Capítulo 3

EL DIRIGIBLE

La villa del griego consistía en una casita minúscula, de forma cuadrada como son todas las de Zanzíbar, pero que, a diferencia de éstas, tenía grandes ventanas. Lo más cómodo de todo era la soberbia terraza, indispensable en ese clima para poder gozar del fresco de la noche.

En el patio interior, sumamente amplio, había algunas palmeras y un enorme sicomoro que proporcionaba una fresca sombra a la casa.

Fuera del muro que la circundaba, podían apreciarse algunos campos cultivados con zapallos, melones y maíz. Pero en realidad las tierras cultivables eran pocas, siendo en su mayoría completamente áridas.

— Esta es mi famosa casa -dijo el griego riendo, al tiempo que saludaba a sus cuatro ancianos servidores-. Como ves, es un tugurio que vale pocos centenares de rupias, pero que servirá para inflar tu dirigible.

— Tenemos espacio suficiente -dijo el germano después de recorrer con la vista el amplio patio interior. -Tu equipaje ya ha llegado.

— Lo hemos colocado en la galería central -dijo uno de los servidores.

— Vamos a ver si está todo.

Ambos se aproximaron a la galería donde estaba acomodado el equipaje, que se componía de veintidós cajones grandes, cuadrados en su mayoría, todos numerados e identificados mediante marcas especiales.

— ¿Están todos?

— Sí -respondió el germano.

— ¿Comenzaremos en seguida a trabajar?

— Es necesario empezar de inmediato. La tarea será larga y pesada.

— Los sirvientes pueden ayudarnos.

— ¿Quién vigilara entonces?

— Bastará con que uno observe desde la terraza -repuso el griego-. Desde allí se dominan todos los alrededores. Ardo en deseos de ver completamente montado a tu famoso dirigible.

— Es una obra maestra.

— ¿Qué forma tiene?

— Te daré ahora una explicación -dijo el germano sentándose a la sombra del sicomoro, mientras los sirvientes, a una orden suya, comenzaban a desclavar los cajones del equipaje.

“Como ya te he dicho -comenzó a explicar Ottomás que un globo es un tren volante, capaz de transportar numerosas personas y una carga considerable. Tú no ignoras que en los últimos años se ha venido estudiando la posibilidad de construir un globo que pueda ser dirigido. El conde Zeppelín, un gran experto en navegación aérea, se dedicó a esa tarea, trabajando asiduamente durante dos años, hasta que por fin logró construir un verdadero tren volante.

“Este aparato, en cuya construcción he colaborado, está dividido en diecisiete compartimientos, en cada uno de los cuales se coloca un globo. Para su desplazamiento, la máquina posee una gran hélice de aluminio, accionada por dos motores a explosión. La dirección se controla mediante grandes alerones construidos con marcos de madera recubiertos de tela de seda, que se manejan desde la cabina con suma facilidad. Esta nave, que algunos llaman dirigible, o tren volante del conde Zeppelín, ha sido probada con excelentes resultados en julio de este año, en las márgenes del lago Constanza.

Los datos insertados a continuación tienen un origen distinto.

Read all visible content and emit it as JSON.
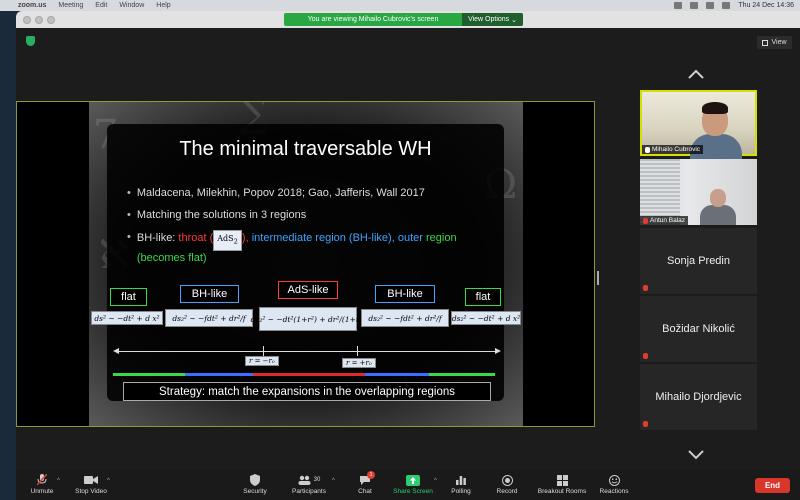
{
  "menubar": {
    "app": "zoom.us",
    "items": [
      "Meeting",
      "Edit",
      "Window",
      "Help"
    ],
    "clock": "Thu 24 Dec  14:36"
  },
  "banner": {
    "message": "You are viewing Mihailo Cubrovic's screen",
    "view_options": "View Options"
  },
  "view_button": "View",
  "slide": {
    "title": "The minimal traversable WH",
    "bullets": [
      "Maldacena, Milekhin, Popov 2018; Gao, Jafferis, Wall 2017",
      "Matching the solutions in 3 regions"
    ],
    "bh_prefix": "BH-like: ",
    "throat": "throat (",
    "ads2": "AdS",
    "ads2_sub": "2",
    "throat_close": "),",
    "intermediate": " intermediate region (BH-like),",
    "outer": " outer region (becomes flat)",
    "labels": {
      "flat_left": "flat",
      "bh_left": "BH-like",
      "ads": "AdS-like",
      "bh_right": "BH-like",
      "flat_right": "flat"
    },
    "eqs": {
      "flat_left": "ds² ~ −dt² + d x²",
      "bh_left": "ds₂² ~ −fdt² + dr²/f",
      "ads": "ds₂² ~ −dt²(1+r²) + dr²/(1+r²)",
      "bh_right": "ds₂² ~ −fdt² + dr²/f",
      "flat_right": "ds₂² ~ −dt² + d x²"
    },
    "r_left": "r = −r₀",
    "r_right": "r = +r₀",
    "strategy": "Strategy: match the expansions in the overlapping regions"
  },
  "participants": [
    {
      "name": "Mihailo Cubrovic",
      "video": true
    },
    {
      "name": "Antun Balaz",
      "video": true
    },
    {
      "name": "Sonja Predin",
      "video": false
    },
    {
      "name": "Božidar Nikolić",
      "video": false
    },
    {
      "name": "Mihailo Djordjevic",
      "video": false
    }
  ],
  "toolbar": {
    "unmute": "Unmute",
    "stop_video": "Stop Video",
    "security": "Security",
    "participants": "Participants",
    "participants_count": "30",
    "chat": "Chat",
    "chat_badge": "1",
    "share": "Share Screen",
    "polling": "Polling",
    "record": "Record",
    "breakout": "Breakout Rooms",
    "reactions": "Reactions",
    "end": "End"
  }
}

— Sobre esa base -continuó Otto- construí mi dirigible, introduciéndole algunas modificaciones que permitieron perfeccionarlo.

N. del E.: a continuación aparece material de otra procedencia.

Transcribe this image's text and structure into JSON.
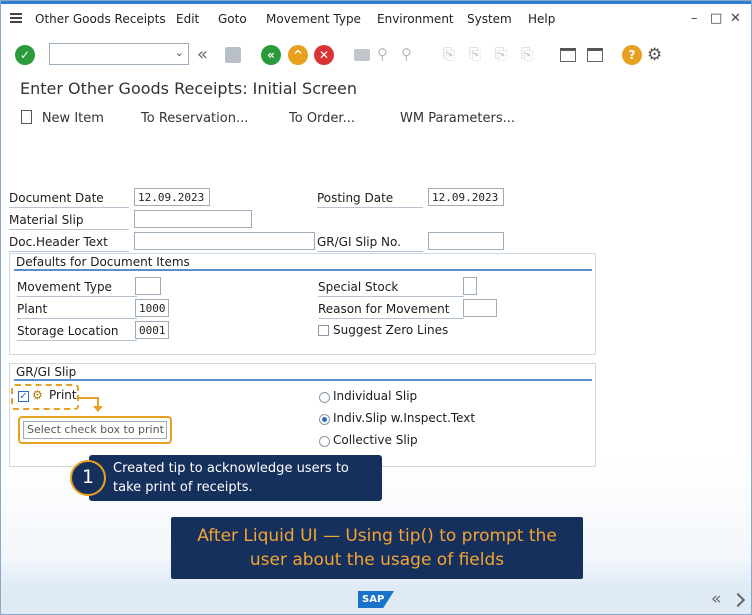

— Por su aspecto mi dirigible es igual al del conde, pero para accionarlo le he colocado dos motores de mi invención, con calderas de hornallas muy anchas, que permitirán, en caso necesario, quemar leña como combustible. Por otra parte, su fuerza es tres veces superior a la del modelo ensayado en el lago Constanza. Tenía intenciones de probarlo en alguna isla desierta del Báltico, cuando llegaste tú con la propuesta de experimentarlo en el centro de África.”

— ¿Dará los resultados que tú esperas? -preguntó el griego con alguna inquietud.

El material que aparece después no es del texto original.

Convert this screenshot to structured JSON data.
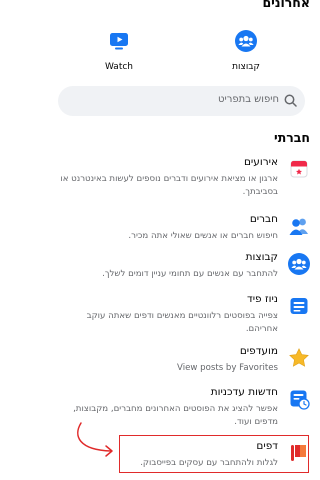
{
  "sections": {
    "recent": "אחרונים",
    "social": "חברתי"
  },
  "shortcuts": [
    {
      "label": "קבוצות",
      "icon": "groups-icon"
    },
    {
      "label": "Watch",
      "icon": "watch-icon"
    }
  ],
  "search": {
    "placeholder": "חיפוש בתפריט"
  },
  "items": [
    {
      "title": "אירועים",
      "desc": "ארגון או מציאת אירועים ודברים נוספים לעשות באינטרנט או בסביבתך.",
      "icon": "calendar-icon"
    },
    {
      "title": "חברים",
      "desc": "חיפוש חברים או אנשים שאולי אתה מכיר.",
      "icon": "friends-icon"
    },
    {
      "title": "קבוצות",
      "desc": "להתחבר עם אנשים עם תחומי עניין דומים לשלך.",
      "icon": "groups-icon"
    },
    {
      "title": "ניוז פיד",
      "desc": "צפייה בפוסטים רלוונטיים מאנשים ודפים שאתה עוקב אחריהם.",
      "icon": "news-feed-icon"
    },
    {
      "title": "מועדפים",
      "desc": "View posts by Favorites",
      "icon": "star-icon"
    },
    {
      "title": "חדשות עדכניות",
      "desc": "אפשר להציג את הפוסטים האחרונים מחברים, מקבוצות, מדפים ועוד.",
      "icon": "recent-news-icon"
    },
    {
      "title": "דפים",
      "desc": "לגלות ולהתחבר עם עסקים בפייסבוק.",
      "icon": "pages-flag-icon"
    }
  ],
  "colors": {
    "accent": "#1877f2",
    "highlight": "#e02b2b",
    "star": "#f7b928",
    "calendar": "#f02849"
  }
}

— Tengo la plena seguridad.

— ¿Cuál es su forma definitiva?

— Se parece a un grueso cigarro, o mejor aún, a un cilindro alargado, con las dos extremidades redondeadas.

— ¿Dónde está situada la plataforma?

— En la parte inferior, sostenida por sólidos cables de acero.

— ¿Qué tamaño tiene?

— Mide diez metros de largo por cuatro de ancho, y está provista de una sólida barandilla,

para impedir cualquier caída. Podremos movernos cómodamente en ella, y aún pasear como si estuviéramos en el puente de una pequeña nave.

— ¿Con qué llenarás los globos?

— Con hidrógeno envasado a alta presión en cilindros de acero. Llevaremos con nosotros, además, algunos cilindros de repuesto, para reemplazar las pérdidas que eventualmente se produzcan.

— ¿Con qué velocidad avanzaremos?

— Con la del viento.

— ;Y si éste fuese contrario?

— Si no es demasiado fuerte podremos avanzar a razón de unas doce a quince millas por hora.

— Es bastante, y ninguna caravana podrá competir con nosotros.

— A trabajar -dijo el germano-. Tendremos mucho que hacer para armar por completo el aparato.

De inmediato comenzaron a vaciar los cajones, ayudados por tres negros, mientras el cuarto sirviente fue destacado como vigía en la terraza. Paulatinamente fueron extrayendo los globos, el esqueleto del aparato, construido en madera desmontable, y la plataforma, que también era desarmable.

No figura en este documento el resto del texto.